The anatomic extent of tumor (TNM, pTNM) and, in case of treatment, the residual tumor status following treatment (residual tumor, or R classification) are the strongest predictors for outcome of patients with gastrointestinal cancer. The results of the pTNM and the R classifications depend on the methods used. In particular, the pN classification correlates with the number of nodes examined. The findings of micrometastases or isolated tumor cells in bone marrow should be indicated, and such cases must be analyzed separately from other metastatic cases.
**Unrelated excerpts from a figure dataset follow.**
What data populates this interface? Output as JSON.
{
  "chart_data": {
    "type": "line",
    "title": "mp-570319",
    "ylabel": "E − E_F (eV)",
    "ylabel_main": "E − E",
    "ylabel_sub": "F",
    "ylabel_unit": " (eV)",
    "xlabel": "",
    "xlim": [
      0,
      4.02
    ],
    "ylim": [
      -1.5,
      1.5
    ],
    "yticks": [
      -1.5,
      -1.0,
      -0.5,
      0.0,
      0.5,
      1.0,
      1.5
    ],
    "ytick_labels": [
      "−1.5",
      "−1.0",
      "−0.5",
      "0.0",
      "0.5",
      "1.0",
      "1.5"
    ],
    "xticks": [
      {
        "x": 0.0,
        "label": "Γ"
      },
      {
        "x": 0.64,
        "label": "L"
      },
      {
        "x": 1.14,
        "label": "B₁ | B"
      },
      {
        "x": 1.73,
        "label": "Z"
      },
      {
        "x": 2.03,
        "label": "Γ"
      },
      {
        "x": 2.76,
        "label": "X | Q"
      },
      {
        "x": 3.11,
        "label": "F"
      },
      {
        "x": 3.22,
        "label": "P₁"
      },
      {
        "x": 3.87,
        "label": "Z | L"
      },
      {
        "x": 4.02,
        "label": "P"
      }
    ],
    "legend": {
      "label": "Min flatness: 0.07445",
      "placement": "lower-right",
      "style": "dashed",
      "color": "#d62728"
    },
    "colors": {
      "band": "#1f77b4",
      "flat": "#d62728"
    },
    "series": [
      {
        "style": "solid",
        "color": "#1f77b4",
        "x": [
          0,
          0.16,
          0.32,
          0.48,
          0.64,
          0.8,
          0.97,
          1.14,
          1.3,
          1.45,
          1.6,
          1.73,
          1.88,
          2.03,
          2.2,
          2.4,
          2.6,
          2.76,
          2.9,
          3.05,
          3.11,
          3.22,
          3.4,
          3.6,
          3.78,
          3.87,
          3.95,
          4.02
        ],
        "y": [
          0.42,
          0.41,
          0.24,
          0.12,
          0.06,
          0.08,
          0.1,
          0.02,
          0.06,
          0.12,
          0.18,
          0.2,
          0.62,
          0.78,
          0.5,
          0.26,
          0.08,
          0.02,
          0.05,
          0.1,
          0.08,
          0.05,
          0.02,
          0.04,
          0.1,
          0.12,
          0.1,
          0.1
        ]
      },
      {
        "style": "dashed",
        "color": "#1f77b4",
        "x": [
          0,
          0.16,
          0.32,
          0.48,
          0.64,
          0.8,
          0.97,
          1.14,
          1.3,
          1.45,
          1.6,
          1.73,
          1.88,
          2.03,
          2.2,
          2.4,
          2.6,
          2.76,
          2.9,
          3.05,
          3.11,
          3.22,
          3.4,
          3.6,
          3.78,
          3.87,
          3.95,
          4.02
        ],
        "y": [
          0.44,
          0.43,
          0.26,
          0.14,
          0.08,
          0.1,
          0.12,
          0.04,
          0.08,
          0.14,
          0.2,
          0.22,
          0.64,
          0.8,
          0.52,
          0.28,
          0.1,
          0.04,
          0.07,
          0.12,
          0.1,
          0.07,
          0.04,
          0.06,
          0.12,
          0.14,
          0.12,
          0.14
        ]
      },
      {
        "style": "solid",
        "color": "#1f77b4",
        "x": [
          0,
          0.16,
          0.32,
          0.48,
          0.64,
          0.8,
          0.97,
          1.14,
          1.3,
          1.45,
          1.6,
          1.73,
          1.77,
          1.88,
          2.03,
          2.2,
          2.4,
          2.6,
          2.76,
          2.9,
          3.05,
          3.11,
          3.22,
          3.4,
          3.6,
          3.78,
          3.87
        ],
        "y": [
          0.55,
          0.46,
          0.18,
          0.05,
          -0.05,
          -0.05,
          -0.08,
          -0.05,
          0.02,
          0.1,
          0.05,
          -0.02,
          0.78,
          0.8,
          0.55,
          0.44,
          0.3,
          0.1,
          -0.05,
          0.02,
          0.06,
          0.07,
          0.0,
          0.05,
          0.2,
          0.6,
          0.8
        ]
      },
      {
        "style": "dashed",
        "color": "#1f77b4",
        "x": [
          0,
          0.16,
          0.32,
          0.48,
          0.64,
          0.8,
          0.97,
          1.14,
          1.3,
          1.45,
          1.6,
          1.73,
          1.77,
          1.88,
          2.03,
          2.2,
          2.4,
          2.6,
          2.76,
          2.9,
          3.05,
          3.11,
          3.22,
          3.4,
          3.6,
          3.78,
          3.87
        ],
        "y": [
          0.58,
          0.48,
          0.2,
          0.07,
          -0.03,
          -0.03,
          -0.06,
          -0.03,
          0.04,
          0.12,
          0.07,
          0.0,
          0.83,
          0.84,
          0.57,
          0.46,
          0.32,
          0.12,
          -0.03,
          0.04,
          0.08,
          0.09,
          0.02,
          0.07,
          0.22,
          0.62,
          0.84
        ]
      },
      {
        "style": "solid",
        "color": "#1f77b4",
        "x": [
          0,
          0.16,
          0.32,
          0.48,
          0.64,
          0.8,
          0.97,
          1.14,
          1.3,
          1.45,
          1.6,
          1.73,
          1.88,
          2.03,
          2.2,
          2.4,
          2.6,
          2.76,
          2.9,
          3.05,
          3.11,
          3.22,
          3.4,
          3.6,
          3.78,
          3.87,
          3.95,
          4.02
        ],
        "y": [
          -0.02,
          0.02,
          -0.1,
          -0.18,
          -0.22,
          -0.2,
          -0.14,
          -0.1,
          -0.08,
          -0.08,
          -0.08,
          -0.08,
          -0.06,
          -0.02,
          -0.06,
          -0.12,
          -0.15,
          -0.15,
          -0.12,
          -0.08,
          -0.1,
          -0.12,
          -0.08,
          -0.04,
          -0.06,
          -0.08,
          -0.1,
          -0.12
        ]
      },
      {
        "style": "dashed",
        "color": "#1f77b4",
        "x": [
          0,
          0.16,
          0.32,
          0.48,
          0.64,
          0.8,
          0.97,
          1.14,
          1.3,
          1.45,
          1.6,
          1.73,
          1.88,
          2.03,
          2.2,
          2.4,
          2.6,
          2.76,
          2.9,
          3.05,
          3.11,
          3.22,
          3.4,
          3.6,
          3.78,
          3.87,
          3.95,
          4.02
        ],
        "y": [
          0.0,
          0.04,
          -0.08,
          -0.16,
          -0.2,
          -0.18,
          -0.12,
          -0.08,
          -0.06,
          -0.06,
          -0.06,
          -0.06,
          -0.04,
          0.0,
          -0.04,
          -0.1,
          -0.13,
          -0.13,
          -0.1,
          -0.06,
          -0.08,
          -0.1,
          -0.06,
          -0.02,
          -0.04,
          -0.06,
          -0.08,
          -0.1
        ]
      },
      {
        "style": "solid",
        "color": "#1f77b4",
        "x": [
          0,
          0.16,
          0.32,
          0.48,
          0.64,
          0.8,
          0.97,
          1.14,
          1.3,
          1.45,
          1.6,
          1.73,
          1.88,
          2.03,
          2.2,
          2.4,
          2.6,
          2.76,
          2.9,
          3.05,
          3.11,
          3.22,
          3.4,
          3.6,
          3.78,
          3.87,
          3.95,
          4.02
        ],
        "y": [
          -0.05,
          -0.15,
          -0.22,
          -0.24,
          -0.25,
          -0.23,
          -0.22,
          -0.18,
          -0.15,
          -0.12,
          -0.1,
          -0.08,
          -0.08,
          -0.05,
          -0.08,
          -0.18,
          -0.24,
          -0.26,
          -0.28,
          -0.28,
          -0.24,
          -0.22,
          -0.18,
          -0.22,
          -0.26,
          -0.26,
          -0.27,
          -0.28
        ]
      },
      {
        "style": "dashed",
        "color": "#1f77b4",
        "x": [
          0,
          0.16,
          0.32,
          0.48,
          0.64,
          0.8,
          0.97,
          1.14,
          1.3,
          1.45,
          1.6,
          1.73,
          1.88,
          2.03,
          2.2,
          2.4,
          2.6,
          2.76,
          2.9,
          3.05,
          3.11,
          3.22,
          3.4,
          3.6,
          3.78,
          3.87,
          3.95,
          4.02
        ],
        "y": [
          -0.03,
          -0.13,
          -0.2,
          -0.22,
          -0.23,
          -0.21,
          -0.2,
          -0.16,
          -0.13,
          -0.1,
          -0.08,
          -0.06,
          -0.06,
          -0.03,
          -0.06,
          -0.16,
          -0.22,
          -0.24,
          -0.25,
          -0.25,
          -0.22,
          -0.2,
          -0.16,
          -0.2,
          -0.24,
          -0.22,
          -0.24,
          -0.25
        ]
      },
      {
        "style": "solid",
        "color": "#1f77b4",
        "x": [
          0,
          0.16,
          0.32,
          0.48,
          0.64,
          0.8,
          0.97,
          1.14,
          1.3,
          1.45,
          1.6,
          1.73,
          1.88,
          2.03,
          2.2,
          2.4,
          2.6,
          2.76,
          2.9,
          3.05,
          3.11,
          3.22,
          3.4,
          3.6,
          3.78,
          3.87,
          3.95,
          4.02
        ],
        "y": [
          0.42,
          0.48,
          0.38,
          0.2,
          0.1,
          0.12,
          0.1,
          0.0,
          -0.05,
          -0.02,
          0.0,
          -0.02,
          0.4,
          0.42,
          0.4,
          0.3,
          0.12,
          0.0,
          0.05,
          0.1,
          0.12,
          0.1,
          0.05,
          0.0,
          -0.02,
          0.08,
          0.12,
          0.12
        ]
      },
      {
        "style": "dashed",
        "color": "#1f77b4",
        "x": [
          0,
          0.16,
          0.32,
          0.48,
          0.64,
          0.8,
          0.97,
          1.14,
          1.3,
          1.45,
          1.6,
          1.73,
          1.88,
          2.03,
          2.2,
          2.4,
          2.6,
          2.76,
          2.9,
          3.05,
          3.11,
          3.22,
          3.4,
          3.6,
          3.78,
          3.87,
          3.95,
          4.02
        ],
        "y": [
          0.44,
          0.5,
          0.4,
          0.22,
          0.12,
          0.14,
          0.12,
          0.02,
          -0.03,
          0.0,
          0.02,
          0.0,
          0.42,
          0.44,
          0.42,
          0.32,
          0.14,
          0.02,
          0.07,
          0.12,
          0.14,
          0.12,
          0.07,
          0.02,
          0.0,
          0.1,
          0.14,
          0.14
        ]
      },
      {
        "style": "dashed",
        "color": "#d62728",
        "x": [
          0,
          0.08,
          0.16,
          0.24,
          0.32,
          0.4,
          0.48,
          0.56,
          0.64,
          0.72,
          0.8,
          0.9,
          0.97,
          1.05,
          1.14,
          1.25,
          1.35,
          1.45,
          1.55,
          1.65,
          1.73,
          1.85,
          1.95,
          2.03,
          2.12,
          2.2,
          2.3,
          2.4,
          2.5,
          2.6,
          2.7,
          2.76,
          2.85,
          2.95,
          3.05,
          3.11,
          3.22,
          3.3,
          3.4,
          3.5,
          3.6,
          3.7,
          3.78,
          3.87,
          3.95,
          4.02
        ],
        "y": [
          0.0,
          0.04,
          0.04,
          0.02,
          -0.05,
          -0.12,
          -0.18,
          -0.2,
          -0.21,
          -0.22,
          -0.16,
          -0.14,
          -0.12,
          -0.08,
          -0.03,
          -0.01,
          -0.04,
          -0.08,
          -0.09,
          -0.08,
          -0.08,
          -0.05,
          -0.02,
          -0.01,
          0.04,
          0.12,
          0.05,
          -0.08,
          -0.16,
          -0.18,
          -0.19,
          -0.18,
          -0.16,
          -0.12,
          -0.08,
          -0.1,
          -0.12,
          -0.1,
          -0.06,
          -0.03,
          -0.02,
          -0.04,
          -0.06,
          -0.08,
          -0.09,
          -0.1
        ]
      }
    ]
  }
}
The same applies to patients with positive cytology in ascites fluid or peritoneal washings without gross involvement of the peritoneum. For the R classification the additional descriptors (conv), for conventional methods used, and (soph), for sophisticated, are recommended to indicate the methods used for classification. In general, long-term survival can be expected only after R0 resection (resection without residual tumor). The observed 5-year survival after R0 resection is 15% to 40% for esophageal carcinoma, 40% to 75% for gastric carcinoma, and 55% to 60% for colorectal carcinoma; the respective figures for R1 and R2 resections are only about 5% each. In R1 and R2 cases prognosis is determined primarily by the absence or presence of distant metastases, and pT and pN are of minor significance. After R0 resection there is a wide spectrum of prognoses. Careful pTNM classification allows a good estimation of the prognosis and can be considered the gold standard for any analysis of treatment results.

摘要

肿瘤的解剖范围(TNM、pTNM),以及在进行治疗的情况下,治疗后残留肿瘤状态(残留肿瘤,即R分类)是胃肠道癌患者预后的最强预测指标。pTNM和R分类的结果取决于所使用的方法。特别是,pN分类与检查的淋巴结数量相关。应指明骨髓中微转移或孤立肿瘤细胞的发现情况,且此类病例必须与其他转移病例分开分析。对于腹水或腹腔灌洗细胞学检查阳性但无腹膜大体受累的患者也是如此。对于R分类,建议使用附加描述符(conv)表示所使用的传统方法,(soph)表示复杂方法,以指明用于分类的方法。一般来说,只有在R0切除(无残留肿瘤的切除)后才有望实现长期生存。食管癌R0切除后观察到的5年生存率为15%至40%,胃癌为40%至75%,结直肠癌为55%至60%;R1和R2切除的相应数字仅约为5%。在R1和R2病例中,预后主要取决于有无远处转移,pT和pN的意义较小。R0切除后预后范围很广。仔细的pTNM分类有助于很好地估计预后,可被视为任何治疗结果分析的金标准。